According to Countryaah.com, Cambodia Independence Day is November 9. Thailand’s reaction was strong. The next day the government closed the border with Cambodia and several hundred Thais were evacuated in military flights from the neighboring country. The diplomatic contacts were kept to a minimum and joint arrangements were canceled. Cambodia Prime Minister Hun Sen apologized the same day Thailand and more than 150 people were arrested for the attack on the embassy. However, of 58 defendants in connection with the incident, 56 were acquitted during the year. In March, the border was opened and Cambodia paid damages for the vandalism. A month later, the Thai ambassador returned to Phnom Penh.
In June, Cambodia and the UN signed an agreement on a joint tribunal to bring high-ranking leaders of the Red Khmer to justice for crimes committed under the guerrilla rule 1975-79. Behind the agreement were six years of tough negotiations between the parties.
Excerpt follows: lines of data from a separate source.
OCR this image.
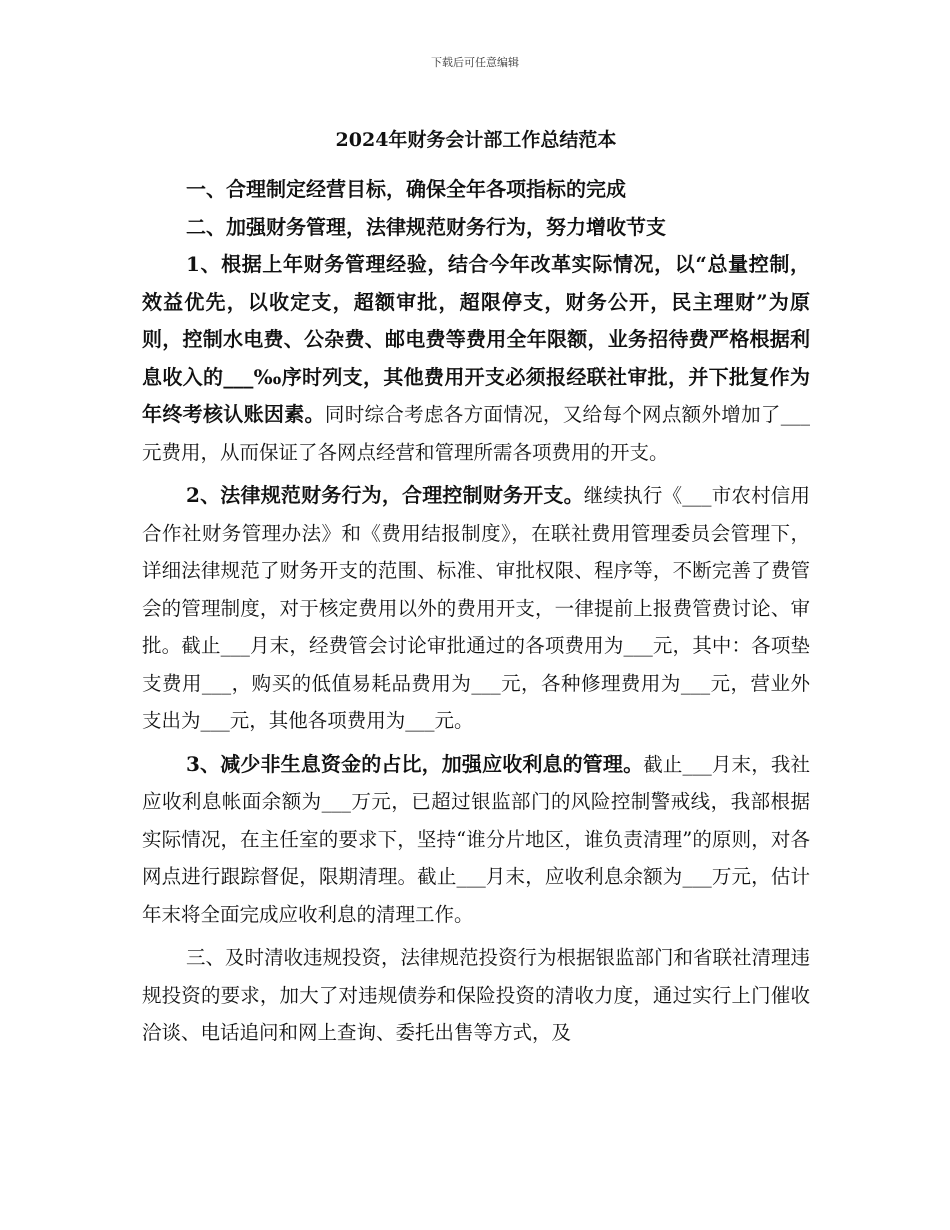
下载后可任意编辑
2024年财务会计部工作总结范本

一、合理制定经营目标，确保全年各项指标的完成

二、加强财务管理，法律规范财务行为，努力增收节支

1、根据上年财务管理经验，结合今年改革实际情况，以“总量控制，效益优先，以收定支，超额审批，超限停支，财务公开，民主理财”为原则，控制水电费、公杂费、邮电费等费用全年限额，业务招待费严格根据利息收入的___‰序时列支，其他费用开支必须报经联社审批，并下批复作为年终考核认账因素。同时综合考虑各方面情况，又给每个网点额外增加了___元费用，从而保证了各网点经营和管理所需各项费用的开支。

2、法律规范财务行为，合理控制财务开支。继续执行《___市农村信用合作社财务管理办法》和《费用结报制度》，在联社费用管理委员会管理下，详细法律规范了财务开支的范围、标准、审批权限、程序等，不断完善了费管会的管理制度，对于核定费用以外的费用开支，一律提前上报费管费讨论、审批。截止___月末，经费管会讨论审批通过的各项费用为___元，其中：各项垫支费用___，购买的低值易耗品费用为___元，各种修理费用为___元，营业外支出为___元，其他各项费用为___元。

3、减少非生息资金的占比，加强应收利息的管理。截止___月末，我社应收利息帐面余额为___万元，已超过银监部门的风险控制警戒线，我部根据实际情况，在主任室的要求下，坚持“谁分片地区，谁负责清理”的原则，对各网点进行跟踪督促，限期清理。截止___月末，应收利息余额为___万元，估计年末将全面完成应收利息的清理工作。

三、及时清收违规投资，法律规范投资行为根据银监部门和省联社清理违规投资的要求，加大了对违规债券和保险投资的清收力度，通过实行上门催收洽谈、电话追问和网上查询、委托出售等方式，及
In the July 27 parliamentary elections, the Cambodian People’s Party (CPP) won with just over 47% of the vote over Liberal Sam Rainsy’s party (PSR), which gained just under 22% and the royalist FUNCINPEC who won just 21% of the vote. The opposition accused CPP of electoral fraud, but independent judges stated that the election was relatively calm and free, even though voting was common. Prime Minister Hun Sen and his party CPP did not get their own majority in parliament but were forced to seek a coalition partner. The two major opposition parties refused to form a coalition with the CPP in protest of the election result. Only in November was a government with the three parties formed since the 82-year-old King Norodom Sihanouk mediated. In September, Cambodia was approved as a new member of the WTO. Formal entry is likely to take place in 2004.
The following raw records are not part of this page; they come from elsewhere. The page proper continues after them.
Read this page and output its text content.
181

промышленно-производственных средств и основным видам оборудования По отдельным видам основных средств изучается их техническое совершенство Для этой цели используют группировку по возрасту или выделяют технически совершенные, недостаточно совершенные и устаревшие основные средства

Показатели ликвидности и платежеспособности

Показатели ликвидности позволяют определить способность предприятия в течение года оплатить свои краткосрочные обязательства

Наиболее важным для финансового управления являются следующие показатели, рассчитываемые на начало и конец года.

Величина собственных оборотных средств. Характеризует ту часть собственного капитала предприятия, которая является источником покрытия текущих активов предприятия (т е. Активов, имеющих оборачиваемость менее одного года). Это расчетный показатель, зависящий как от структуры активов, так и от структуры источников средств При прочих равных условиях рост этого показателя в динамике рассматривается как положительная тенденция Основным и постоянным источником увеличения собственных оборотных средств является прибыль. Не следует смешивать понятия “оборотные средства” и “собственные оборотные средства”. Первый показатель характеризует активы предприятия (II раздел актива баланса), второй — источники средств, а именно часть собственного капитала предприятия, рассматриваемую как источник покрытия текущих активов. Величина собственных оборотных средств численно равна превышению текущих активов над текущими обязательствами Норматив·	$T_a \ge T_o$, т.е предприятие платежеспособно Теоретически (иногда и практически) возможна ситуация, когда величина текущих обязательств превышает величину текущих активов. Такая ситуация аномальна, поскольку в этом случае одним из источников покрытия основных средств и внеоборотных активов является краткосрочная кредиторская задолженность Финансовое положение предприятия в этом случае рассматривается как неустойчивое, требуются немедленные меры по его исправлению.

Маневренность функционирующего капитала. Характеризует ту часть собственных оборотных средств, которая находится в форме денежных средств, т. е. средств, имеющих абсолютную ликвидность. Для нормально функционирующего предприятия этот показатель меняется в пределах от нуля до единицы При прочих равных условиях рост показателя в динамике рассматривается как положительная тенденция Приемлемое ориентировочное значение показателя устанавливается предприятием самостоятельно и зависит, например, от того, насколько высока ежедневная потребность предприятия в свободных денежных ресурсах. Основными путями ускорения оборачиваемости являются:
1979 Heng Samrin takes power with the support of Vietnam
In 1978, there was a split in the Khmer Rouge. A Pro-Vietnamese faction led by General Heng Samrin broke out and formed the United Front for Kampuchea’s Salvation. In January 1979, forces from this front, supported by Vietnam Phnom Penh, proclaimed the creation of the Kampuchea People’s Republic. A Revolutionary People’s Council was set up to oversee the country’s reconstruction. In a matter of weeks, the entire country was under the control of the front and the Khmer Rouge chased away. In this situation, Pol Pot turned to Sihanouk, who had otherwise been in house arrest for 3 years, and asked him to speak Cambodia’s case to the UN. On his way to New York, Sihanouk traveled across China where he received an overwhelming reception, but at the same time took the opportunity to vehemently condemn the Khmer Rouge. It suggests,
Pol Pot was prosecuted and sentenced in absentia by the new powers of war crimes. He, in turn, launched a guerrilla war against the new government. With support from the US and China, Pol Pot retained his position as a representative of Cambodia in the UN in the following years. Still, the two superpowers preferred the mass murderer Pol Pot over the new Vietnamese-backed government in Phnom Penh. In 1982, under the leadership of Son Sann, Sihanouk and Khmer Serei joined Khmer Rouge in the exile government, the Democratic Kampuchea.
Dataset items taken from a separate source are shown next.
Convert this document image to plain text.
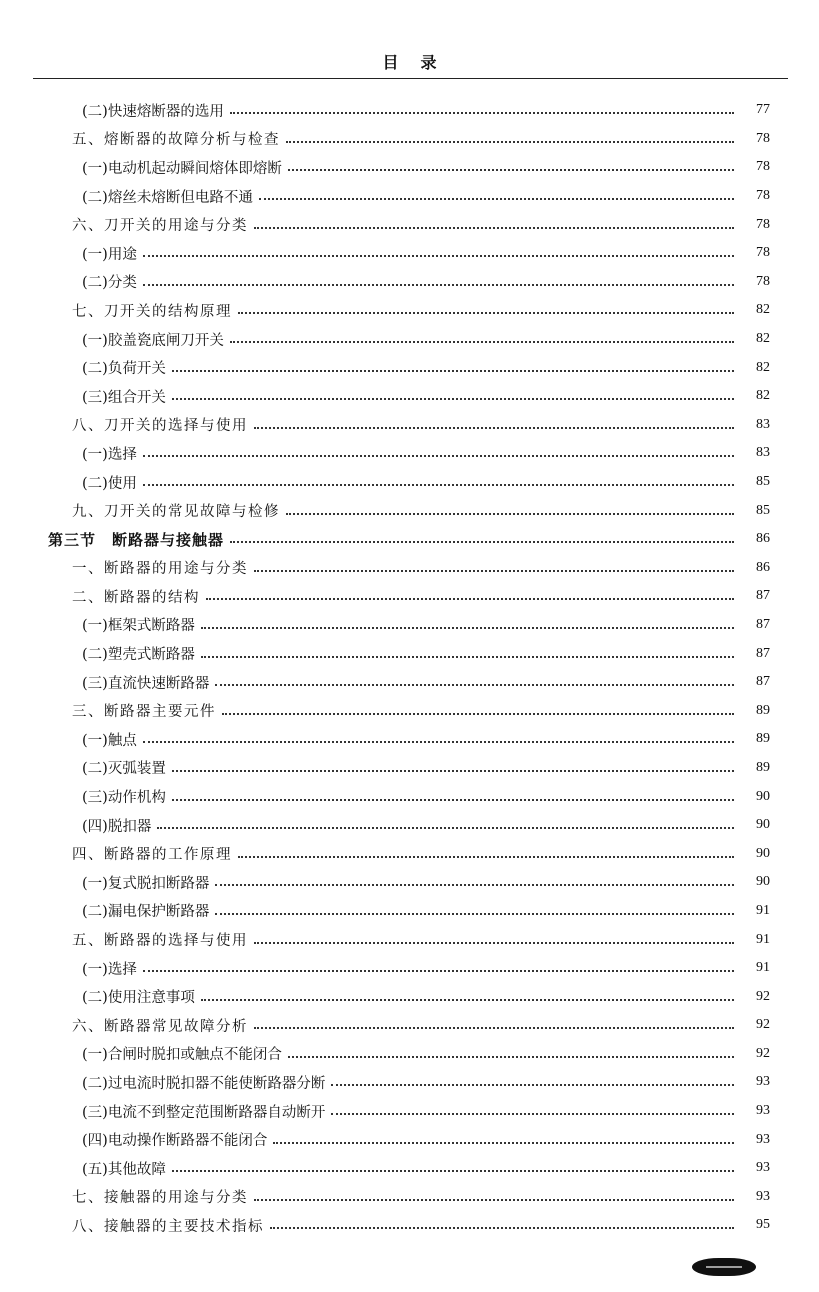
目录
(二)快速熔断器的选用	77
五、熔断器的故障分析与检查	78
(一)电动机起动瞬间熔体即熔断	78
(二)熔丝未熔断但电路不通	78
六、刀开关的用途与分类	78
(一)用途	78
(二)分类	78
七、刀开关的结构原理	82
(一)胶盖瓷底闸刀开关	82
(二)负荷开关	82
(三)组合开关	82
八、刀开关的选择与使用	83
(一)选择	83
(二)使用	85
九、刀开关的常见故障与检修	85
第三节　断路器与接触器	86
一、断路器的用途与分类	86
二、断路器的结构	87
(一)框架式断路器	87
(二)塑壳式断路器	87
(三)直流快速断路器	87
三、断路器主要元件	89
(一)触点	89
(二)灭弧装置	89
(三)动作机构	90
(四)脱扣器	90
四、断路器的工作原理	90
(一)复式脱扣断路器	90
(二)漏电保护断路器	91
五、断路器的选择与使用	91
(一)选择	91
(二)使用注意事项	92
六、断路器常见故障分析	92
(一)合闸时脱扣或触点不能闭合	92
(二)过电流时脱扣器不能使断路器分断	93
(三)电流不到整定范围断路器自动断开	93
(四)电动操作断路器不能闭合	93
(五)其他故障	93
七、接触器的用途与分类	93
八、接触器的主要技术指标	95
In Phnom Penh, the new government designed a program to reactivate industry, agriculture and the transport sector. The Soviet Union and other socialist countries supported the re-establishment of the energy supply and the construction of a minimal industry. At the 1981 parliamentary and municipal elections, many candidates were nominated for each post. Yet, at its New Delhi meeting, the Alliance Free Movement decided to leave Cambodia’s place in the movement empty. They were unable to take a position between the country’s two warring factions.